MI307,8 [20-05-1970]

8 Quando voi avete firmato quel famoso foglio nel quale si leggeva: “Signore, accetto incondizionatamente tutto quello da te soprascritto”, sappiate che era incluso anche questo. Tu, Pietro, l'hai firmato quella volta? Non l’hai mai firmato? Beato te, caro mio! Tu, Giorgio, hai firmato? Purtroppo! Beh, penso che hai accettato anche questo, che un bel momento saresti stato disposto a lasciare la veste, a girare in pigiama per la piazza dei Signori, a diventare pazzo, ad essere legato e condotto in manicomio... oppure ad essere coinvolto in un incidente e messo in galera. Guardate che abbiamo sottoscritto questo: che accettiamo dalle mani di Dio tutto quello che lui nella sua bontà e provvidenza crede conveniente mandarci o permettere per la salvezza delle anime. Il Signore ci vuole così, disponibili così. Ma non possiamo dirlo a parole, e dopo lamentarci se dovesse realmente capitare. Che poi ci sia un momento di ribellione interna, un momento di difficoltà, questo è umano, ma appena possiamo dobbiamo rimetterci a posto; un po' di disorientamento è ammesso, ma dopo dobbiamo chiedere perdono di questo disorientamento e riprendere il cammino della donazione.
Il Signore ci ha congregati per questo. Nostro Signore vuole uomini disponibili nelle sue mani come è stato disponibile il Figlio suo, “factus oboediens usque ad mortem” . Umiliato, umiliato, “Jesus autem tacebat” , sputacchiato e incoronato di spine.
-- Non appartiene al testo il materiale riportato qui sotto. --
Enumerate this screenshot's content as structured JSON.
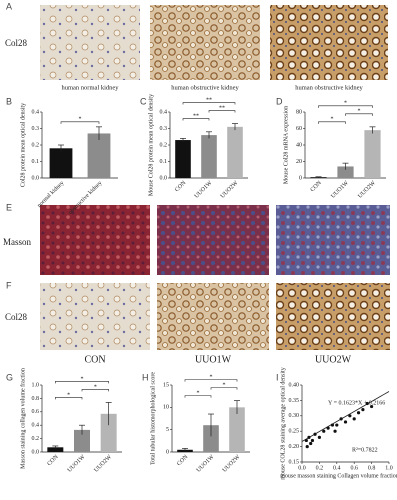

Dobbiamo arrivare a quel punto, e se non proprio come lui, almeno una parte la dobbiamo accettare, e questa parte, caro Giuseppe , è riservata a noi: una piccola parte è riservata a tutti i cristiani, qualche volta qualche cristiano ha anche una parte grossa, ma per noi, state sicuri, una parte è riservata. «Esame del distacco dal proprio posto di lavoro e dalle proprie attività: sarei pronto a lasciare con gioia, per amore di Dio, il mio ufficio, vedendo giustificato il cambio?». Don Zeno dice: «Ah, se mi liberassero da tutta la parte amministrativa, accetterei subito, subito, subito”. «Sarei pronto a lasciare il mio ufficio, non vedendo giustificato il cambio?». Caro Vinicio , saresti pronto se ti sentissi dire: “Via di là; adesso vai in ufficio, in amministrazione. Le macchine funzionano male, là non c'è nessuno, là si tribola, là si rompono i vetri, e tu passi in amministrazione!”. Amici: noi dobbiamo vigilare perché non accadano simili cose, e guai ai superiori che volessero fare i bravi e creassero simili situazioni. No, noi dobbiamo assolutamente fare di tutto per non crearle, ma guardate che, anche senza che le creiamo noi apposta, capiteranno, capiteranno. La nostra Congregazione raggiungerà proprio il fine per cui Dio l'ha voluta soltanto se i vari membri saranno disponibili così nelle sue mani. Quando San Giovanni Bosco estrasse il fazzoletto e lo mise spiegazzato in mano a San Domenico Savio dicendogli: «Devi essere così, devi essere così”, voleva dire questo. Il santo è uno che si è messo nelle mani di Dio: in alto, in basso, con la testa all'insu, con la testa all'ingiu, di fianco, a letto ammalato, non ammalato... disponibile nelle mani di Dio. Tutto quello che abbiamo detto adesso si riduce, insomma, ad una disponibilità totale nelle mani di Dio, non da insulsi, ma da attivi, mettendo la nostra personalità a servizio della Comunità, dicendo o facendo presenti le difficoltà, in una forma attiva, non da sciocchi. Però: disponibilità, disponibilità.

MI307,9 [20-05-1970]

9 Ecco, io proprio vi pregherei, e con questo concludiamo: rivediamo spesso le nostre posizioni dinanzi a Dio. A suo tempo vi dicevo che bisognerebbe fare spesso un po' di esame di coscienza e chiedersi: sarei io disposto a lasciare la veste che ho, la maglia che ho, la camicia che ho, le scarpe che ho, il posto che ho? Sarei disponibile a lasciare gli amici e tutto per amore di Dio? Sarei pronto? In realtà il Signore non ci domanderà tutto questo, ma noi facciamoci spesso questa domanda, e cioè: sarei disposto a lasciare la Fiat 850, gli occhiali, le scarpe, i pantaloni, tutto, tutto, e cambiare i miei indumenti con altri, e andare in un altro posto e stare con altre persone, per amore di Dio? Sarei disposto a far questo? Cioè accetterei un distacco totale che mi costi? E chiaro che costerebbe!
Cerchiamo di esaminarci spesso dinanzi al Signore e di essere sempre così disponibili. Con questi uomini il Signore fa la moltiplicazione dei pani, con questi uomini il Signore compie i miracoli, come quel famoso miracolo di San Pietro il quale si mise a predicare e migliaia di persone si convertirono. La grazia di Dio passa soltanto attraverso questi fili; questi sono i fili che lasciano passare la corrente di Dio. Se i fili non sono così, come minimo fanno resistenza: essi si riscaldano e non passa molta corrente, e può darsi pure che la corrente non passi affatto. Sia lodato Gesù Cristo!